Anecdotal scenes--in other words, short scenes that showcase a character--usually, an unusual, even eccentric, character. Both Dean Koontz and the dynamic duo, Douglas Preston and Lincoln Child, excel at this, so I keep reading their series (although Koontz’s canine companions frequently--indeed, almost always--annoy, as does his relentless optimism).

Atmosphere, mood, and tone. Here, King is king, but so is Bentley Little. In the use of description to terrorize and horrify, both are masters of the craft.

A bit of erotica (okay, okay, sex--are you satisfied?), often of the unusual variety. Sex sells, and, yes, sex whets my reader’s appetite. Bentley Little is the go-to guy for this spicy ingredient, although Koontz has done a bit of seasoning with this spice, too, in such novels as Lightning and Demon Seed (and, some say, Hung).

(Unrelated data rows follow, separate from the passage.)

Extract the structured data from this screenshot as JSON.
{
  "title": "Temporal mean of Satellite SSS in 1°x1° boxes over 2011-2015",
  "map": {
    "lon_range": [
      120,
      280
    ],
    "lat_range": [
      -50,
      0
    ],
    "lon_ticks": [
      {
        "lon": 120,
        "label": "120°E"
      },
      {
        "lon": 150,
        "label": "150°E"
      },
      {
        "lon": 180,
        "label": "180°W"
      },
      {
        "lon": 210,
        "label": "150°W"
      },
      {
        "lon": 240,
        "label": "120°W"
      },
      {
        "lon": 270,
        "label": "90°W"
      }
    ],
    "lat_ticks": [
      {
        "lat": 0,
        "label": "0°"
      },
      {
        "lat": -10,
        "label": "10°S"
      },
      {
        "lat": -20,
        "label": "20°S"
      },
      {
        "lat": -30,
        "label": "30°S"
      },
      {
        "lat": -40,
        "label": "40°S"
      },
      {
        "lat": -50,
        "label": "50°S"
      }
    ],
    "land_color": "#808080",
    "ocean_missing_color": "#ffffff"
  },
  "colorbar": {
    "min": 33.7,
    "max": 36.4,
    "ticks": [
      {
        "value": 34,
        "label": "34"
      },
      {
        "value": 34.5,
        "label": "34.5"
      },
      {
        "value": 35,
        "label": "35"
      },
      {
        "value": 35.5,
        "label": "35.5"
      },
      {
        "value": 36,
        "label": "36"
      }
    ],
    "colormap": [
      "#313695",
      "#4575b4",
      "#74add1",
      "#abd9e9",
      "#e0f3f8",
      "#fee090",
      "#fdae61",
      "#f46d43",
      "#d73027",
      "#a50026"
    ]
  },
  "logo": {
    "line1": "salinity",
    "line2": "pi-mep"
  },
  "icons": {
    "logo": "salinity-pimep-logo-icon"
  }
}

Believable characters. Stephen King, Douglas Preston and Lincoln Child, and Dan Simmons are great at creating characters that stick to readers’ ribs.

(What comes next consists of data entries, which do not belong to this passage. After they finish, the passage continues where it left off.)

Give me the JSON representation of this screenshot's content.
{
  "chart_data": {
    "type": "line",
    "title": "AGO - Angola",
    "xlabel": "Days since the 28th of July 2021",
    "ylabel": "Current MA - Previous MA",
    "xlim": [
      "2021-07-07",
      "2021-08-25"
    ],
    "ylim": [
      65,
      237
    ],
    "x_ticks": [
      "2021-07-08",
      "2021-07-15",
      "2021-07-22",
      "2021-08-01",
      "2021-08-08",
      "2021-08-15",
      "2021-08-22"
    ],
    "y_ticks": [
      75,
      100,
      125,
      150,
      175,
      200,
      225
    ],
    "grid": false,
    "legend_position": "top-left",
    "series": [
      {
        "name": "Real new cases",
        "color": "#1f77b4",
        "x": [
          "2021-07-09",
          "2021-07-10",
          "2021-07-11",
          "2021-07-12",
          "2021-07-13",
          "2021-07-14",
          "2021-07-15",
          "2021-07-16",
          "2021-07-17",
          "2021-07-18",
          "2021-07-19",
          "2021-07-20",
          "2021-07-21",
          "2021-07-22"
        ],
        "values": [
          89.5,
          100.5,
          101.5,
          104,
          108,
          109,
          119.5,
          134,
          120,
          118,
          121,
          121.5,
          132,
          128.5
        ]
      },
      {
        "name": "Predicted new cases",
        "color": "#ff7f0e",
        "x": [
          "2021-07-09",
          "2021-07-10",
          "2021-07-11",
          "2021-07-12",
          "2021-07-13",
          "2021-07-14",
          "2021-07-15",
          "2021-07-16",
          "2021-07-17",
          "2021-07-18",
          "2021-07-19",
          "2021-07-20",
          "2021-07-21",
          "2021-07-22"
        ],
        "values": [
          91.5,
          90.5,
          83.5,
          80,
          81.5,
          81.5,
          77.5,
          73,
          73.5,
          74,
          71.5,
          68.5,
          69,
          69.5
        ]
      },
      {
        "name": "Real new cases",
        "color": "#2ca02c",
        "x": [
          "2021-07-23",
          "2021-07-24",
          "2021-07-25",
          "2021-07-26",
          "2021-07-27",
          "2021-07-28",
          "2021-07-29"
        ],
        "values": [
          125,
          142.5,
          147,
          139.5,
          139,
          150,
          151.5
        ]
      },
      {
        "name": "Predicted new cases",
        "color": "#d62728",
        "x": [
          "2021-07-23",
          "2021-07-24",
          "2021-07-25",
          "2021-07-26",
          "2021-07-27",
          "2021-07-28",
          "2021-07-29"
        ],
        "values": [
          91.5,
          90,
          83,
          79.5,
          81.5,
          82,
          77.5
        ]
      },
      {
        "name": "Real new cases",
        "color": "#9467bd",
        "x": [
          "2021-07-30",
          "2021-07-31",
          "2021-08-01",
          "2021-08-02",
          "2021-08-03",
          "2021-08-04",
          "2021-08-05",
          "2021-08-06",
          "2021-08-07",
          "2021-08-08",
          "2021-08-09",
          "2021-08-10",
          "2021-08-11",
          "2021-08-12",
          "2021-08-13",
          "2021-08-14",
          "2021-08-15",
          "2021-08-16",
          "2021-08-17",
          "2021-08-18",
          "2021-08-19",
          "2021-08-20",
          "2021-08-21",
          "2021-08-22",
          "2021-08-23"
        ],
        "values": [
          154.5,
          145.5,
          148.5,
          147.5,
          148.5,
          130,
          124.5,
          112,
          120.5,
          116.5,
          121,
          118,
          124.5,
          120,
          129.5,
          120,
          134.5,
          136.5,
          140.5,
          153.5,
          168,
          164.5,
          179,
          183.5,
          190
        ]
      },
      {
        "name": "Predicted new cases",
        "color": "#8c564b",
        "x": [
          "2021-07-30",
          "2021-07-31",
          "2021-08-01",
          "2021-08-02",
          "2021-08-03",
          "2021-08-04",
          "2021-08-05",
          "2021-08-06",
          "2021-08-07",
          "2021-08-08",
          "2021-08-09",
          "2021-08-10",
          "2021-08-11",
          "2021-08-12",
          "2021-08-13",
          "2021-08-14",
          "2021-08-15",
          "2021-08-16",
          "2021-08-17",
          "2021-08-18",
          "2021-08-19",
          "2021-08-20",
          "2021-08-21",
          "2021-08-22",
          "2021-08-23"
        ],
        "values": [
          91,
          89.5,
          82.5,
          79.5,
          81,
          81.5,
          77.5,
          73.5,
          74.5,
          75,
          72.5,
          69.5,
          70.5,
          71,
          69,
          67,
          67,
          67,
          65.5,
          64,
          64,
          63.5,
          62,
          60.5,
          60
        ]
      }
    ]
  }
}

Innovation. Bram Stoker demonstrates it, especially in his short story “Dracula’s Guest,” as does H. P. Lovecraft, Edgar Allan Poe, Shirley Jackson, and a host of other, mostly classical, horror novelists and short story writers. For an example, check out my post on Stoker’s story, which is a real stoker, to be sure. Stephen King shows innovation, too, in ‘Salem’s Lot, The Shining, It, and other novels. One might even argue that Dean Koontz’s something-for-everyone, cross-genre writing is innovative; he seems to have been one of the first, if not the first, to pen such tales.

Technique. Check out Frank Peretti’s use of maps and his allusions to the senses in Monster; my post on this very topic is worth a look, if I do say so myself, which, of course, I do. Opening chapters that accomplish a multitude of narrative purposes (not usually all at once, but successively) are attractive, too, and Douglas Preston and Lincoln Child are as good as anyone, and better than many, at this art.

A connective universe--a mythos, if you will, such as both H. P. Lovecraft and Stephen King, and, to a lesser extent, Dean Koontz, Bentley Little, and even Douglas Preston and Lincoln Child have created through the use of recurring settings, characters, themes, and other elements of fiction.

A lack of pretentiousness. Dean Koontz has it, as do Douglas Preston and Lincoln Child, Bentley Little, and (to some extent, although he has become condescending and self-indulgent of late, Stephen King); unfortunately, both Dan Simmons and Robert McCammon have become too self-important in their later works, Simmons almost to the point of becoming unreadable. Come on, people, you’re writing about monsters--you should be humble.

Longevity. Writers who have been around for a while usually get better, Stephen King, Dan Simmons, and Robert McCammon excepted.

Pacing. Neither too fast nor too slow. Dean Koontz is good, maybe the best, here, of contemporary horror writers.